O doutor Ulysses cometeu um equívoco ao conceder poder excessivo ao MP na Constituição de 1988...(Sergio Amaral)
Quantos, além do promotor Conserino, não
percebem o ridículo? Em primeiro lugar, os proprietários de apartamentos
mensuráveis em milhares de metros quadrados de construção, dotados de
terraços gourmet e de sete a oito garagens, em edifícios definidos como
torres. Foi-se o tempo em que veraneavam em Guarujá. Por lá havia até um
cassino em roleta, dedicado, porém, a jogos de baralho, e à mesa de
pôquer o rebento de uma graúda família paulistana certa vez perdeu um
carro Studebaker, verde e recém-importado. Décadas e décadas atrás,
quando a Praia das Astúrias servia apenas para os passeios dos moradores
de Pitangueiras, esta sim, habilitada a receber na orla a aristocracia,
enquanto o time aspirante se espalhava por trás, em prédios ou sobrados
sem vista para o mar. Guarujá é hoje uma amostra terrificante da
degradação brasileira, com suas praias cercadas de favelas e bandos de
assaltantes estavelmente instalados no túnel que dá acesso às praias da
Enseada, Pernambuco e Perequê no rumo de Bertioga.

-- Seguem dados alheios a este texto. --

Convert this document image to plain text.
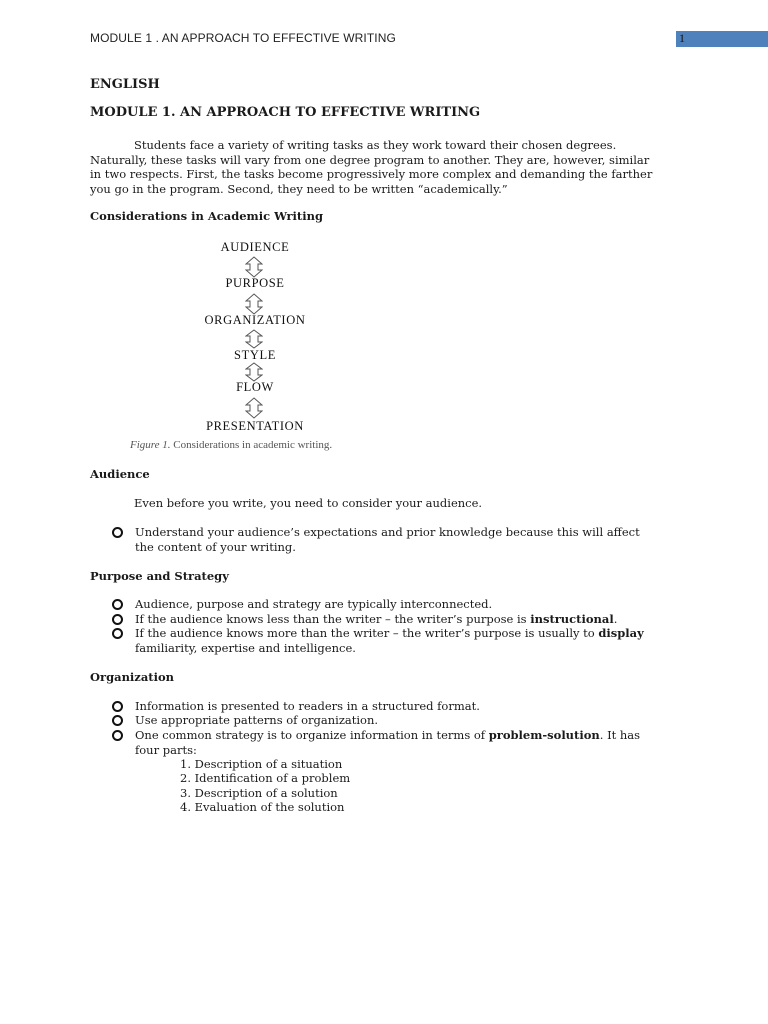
MODULE 1 . AN APPROACH TO EFFECTIVE WRITING	1
ENGLISH
MODULE 1. AN APPROACH TO EFFECTIVE WRITING
Students face a variety of writing tasks as they work toward their chosen degrees.
Naturally, these tasks will vary from one degree program to another. They are, however, similar
in two respects. First, the tasks become progressively more complex and demanding the farther
you go in the program. Second, they need to be written “academically.”
Considerations in Academic Writing
AUDIENCE
PURPOSE
ORGANIZATION
STYLE
FLOW
PRESENTATION
Figure 1. Considerations in academic writing.
Audience
Even before you write, you need to consider your audience.
Understand your audience’s expectations and prior knowledge because this will affect
the content of your writing.
Purpose and Strategy
Audience, purpose and strategy are typically interconnected.
If the audience knows less than the writer – the writer’s purpose is instructional.
If the audience knows more than the writer – the writer’s purpose is usually to display
familiarity, expertise and intelligence.
Organization
Information is presented to readers in a structured format.
Use appropriate patterns of organization.
One common strategy is to organize information in terms of problem-solution. It has
four parts:
1. Description of a situation
2. Identification of a problem
3. Description of a solution
4. Evaluation of the solution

É um faroeste do terceiro milênio, bem diferente de Coral
Gables, onde inúmeros privilegiados brasileiros têm apartamentos, quando
não os têm em Nova York, com vista para o Central Park, e em Paris na
Avenue Foch. Das Astúrias cabe dizer ter-se tornado há muitos anos a
meta preferida dos farofeiros. Permito-me achar que dona Marisa agiu bem
ao renunciar a tão falado triplex, que, aliás, com seus duzentos e
poucos metros de construção, não há de ser a morada do rei. Basta, no
entanto, pensar nele e, evidentemente, na possibilidade de que a família
Lula da Silva dele usufruísse, para enraivecer os senhores até o
paroxismo, bem como toda uma dita classe média que aspira a morar, algum
dia, ao menos na mansarda da casa-grande.
....e o promotor Conserino aproveita-se. (Sergio Amaral)
Não vivessem uma poderosa degradação
mental, fruto da incultura e da parvoíce dignas de uma república
bananeira, perceberiam que essa história transpôs as fronteiras do
ridículo, e o fracasso dos perdigueiros se retorceria contra quem os
soltou. Receio que ninguém escape ao final infeliz de uma tragicomédia,
mesmo quantos não merecem este destino, vítimas do carnaval encenado
pela minoria branca, como diria Cláudio Lembo.